After years of terrorising
fear of God’s wrath He came to an understanding of justification by faith and
not by doing good works.
Revelation of God’s
grace came whilst teaching on the Psalms and studying Romans during 1513-1514,
"At last meditating day and night, by the mercy of God, I
... began to understand that the righteousness of God is that through which the
righteous live by a gift of God, namely
by faith… Here I felt as if I were entirely born again and had entered
paradise itself through the gates that had been flung open."
A couple of great quotes
‘It is essential to
the heart of the gospel to insist that God declares us to be just or righteous
not on the basis of our actual condition of righteousness or holiness, but
rather on the basis of Christ's perfect righteousness, which he thinks of as
belonging to us.
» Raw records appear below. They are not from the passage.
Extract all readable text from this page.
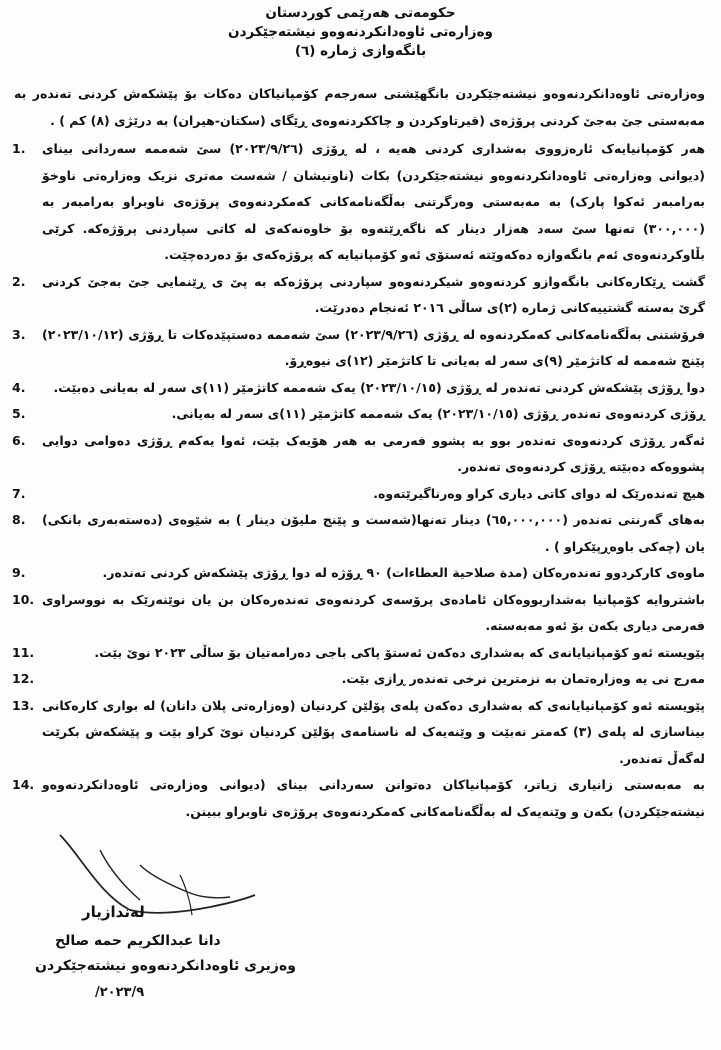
حکومەتی هەرێمی کوردستان
وەزارەتی ئاوەدانکردنەوەو نیشتەجێکردن
بانگەوازی ژمارە (٦)
وەزارەتی ئاوەدانکردنەوەو نیشتەجێکردن بانگهێشتی سەرجەم کۆمپانیاکان دەکات بۆ پێشکەش کردنی تەندەر بە مەبەستی جێ بەجێ کردنی پرۆژەی (قیرتاوکردن و چاککردنەوەی ڕێگای (سکتان-هیران) بە درێژی (٨) کم ) .
هەر کۆمپانیایەک ئارەزووی بەشداری کردنی هەیە ، لە ڕۆژی (٢٠٢٣/٩/٢٦) سێ شەممە سەردانی بینای (دیوانی وەزارەتی ئاوەدانکردنەوەو نیشتەجێکردن) بکات (ناونیشان / شەست مەتری نزیک وەزارەتی ناوخۆ بەرامبەر ئەکوا پارک) بە مەبەستی وەرگرتنی بەڵگەنامەکانی کەمکردنەوەی پرۆژەی ناوبراو بەرامبەر بە (٣٠٠,٠٠٠) تەنها سێ سەد هەزار دینار کە ناگەڕێتەوە بۆ خاوەنەکەی لە کاتی سپاردنی پرۆژەکە. کرێی بڵاوکردنەوەی ئەم بانگەوازە دەکەوێتە ئەستۆی ئەو کۆمپانیایە کە پرۆژەکەی بۆ دەردەچێت.
1.
گشت ڕێکارەکانی بانگەوازو کردنەوەو شیکردنەوەو سپاردنی پرۆژەکە بە پێ ی ڕێنمایی جێ بەجێ کردنی گرێ بەستە گشتییەکانی ژمارە (٢)ی ساڵی ٢٠١٦ ئەنجام دەدرێت.
2.
فرۆشتنی بەڵگەنامەکانی کەمکردنەوە لە ڕۆژی (٢٠٢٣/٩/٢٦) سێ شەممە دەستپێدەکات تا ڕۆژی (٢٠٢٣/١٠/١٢) پێنج شەممە لە کاتژمێر (٩)ی سەر لە بەیانی تا کاتژمێر (١٢)ی نیوەڕۆ.
3.
دوا ڕۆژی پێشکەش کردنی تەندەر لە ڕۆژی (٢٠٢٣/١٠/١٥) یەک شەممە کاتژمێر (١١)ی سەر لە بەیانی دەبێت.
4.
ڕۆژی کردنەوەی تەندەر ڕۆژی (٢٠٢٣/١٠/١٥) یەک شەممە کاتژمێر (١١)ی سەر لە بەیانی.
5.
ئەگەر ڕۆژی کردنەوەی تەندەر بوو بە پشوو فەرمی بە هەر هۆیەک بێت، ئەوا یەکەم ڕۆژی دەوامی دوایی پشووەکە دەبێتە ڕۆژی کردنەوەی تەندەر.
6.
هیچ تەندەرێک لە دوای کاتی دیاری کراو وەرناگیرێتەوە.
7.
بەهای گەرنتی تەندەر (٦٥,٠٠٠,٠٠٠) دینار تەنها(شەست و پێنج ملیۆن دینار ) بە شێوەی (دەستەبەری بانکی) یان (چەکی باوەڕپێکراو ) .
8.
ماوەی کارکردوو تەندەرەکان (مدة صلاحیة العطاءات) ٩٠ ڕۆژە لە دوا ڕۆژی پێشکەش کردنی تەندەر.
9.
باشتروایە کۆمپانیا بەشداربووەکان ئامادەی پرۆسەی کردنەوەی تەندەرەکان بن یان نوێنەرێک بە نووسراوی فەرمی دیاری بکەن بۆ ئەو مەبەستە.
10.
پێویستە ئەو کۆمپانیایانەی کە بەشداری دەکەن ئەستۆ پاکی باجی دەرامەتیان بۆ ساڵی ٢٠٢٣ نوێ بێت.
11.
مەرج نی یە وەزارەتمان بە نزمترین نرخی تەندەر ڕازی بێت.
12.
پێویستە ئەو کۆمپانیایانەی کە بەشداری دەکەن پلەی پۆلێن کردنیان (وەزارەتی پلان دانان) لە بواری کارەکانی بیناسازی لە پلەی (٣) کەمتر نەبێت و وێنەیەک لە ناسنامەی پۆلێن کردنیان نوێ کراو بێت و پێشکەش بکرێت لەگەڵ تەندەر.
13.
بە مەبەستی زانیاری زیاتر، کۆمپانیاکان دەتوانن سەردانی بینای (دیوانی وەزارەتی ئاوەدانکردنەوەو نیشتەجێکردن) بکەن و وێنەیەک لە بەڵگەنامەکانی کەمکردنەوەی پرۆژەی ناوبراو ببینن.
14.
لەندازیار
دانا عبدالکریم حمە صالح
وەزیری ئاوەدانکردنەوەو نیشتەجێکردن
٢٠٢٣/٩/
This was the heart of the difference between Protestantism and
Roman Catholicism at the Reformation. Protestantism since the time of Martin
Luther has insisted that justification does not change us internally and it is
not a declaration based in any way on any goodness that we have in ourselves’
(Wayne Grudem)
‘Regeneration is an
act of God in us; justification is a judgment of God with respect to us. The
distinction is like that of the distinction between the act of a surgeon and
the act of a judge. The surgeon, when he removes an inward cancer, does
something in us. That is not what a judge does-he gives a verdict regarding our
judicial status. If we are innocent he declares accordingly.
The purity of the
gospel is bound up with the recognition of this distinction. If justification
is confused with regeneration or sanctification, then the door is opened for
the perversion of the gospel at its centre. Justification is still the article
of the standing or falling of the Church.’ (John Murray)
To memorise/meditate upon
Romans 3:28 For we maintain that a person is justified by faith
apart from the works of the law.
Romans 8:30 And
those he predestined, he also called; those he called, he also justified; those
he justified, he also glorified.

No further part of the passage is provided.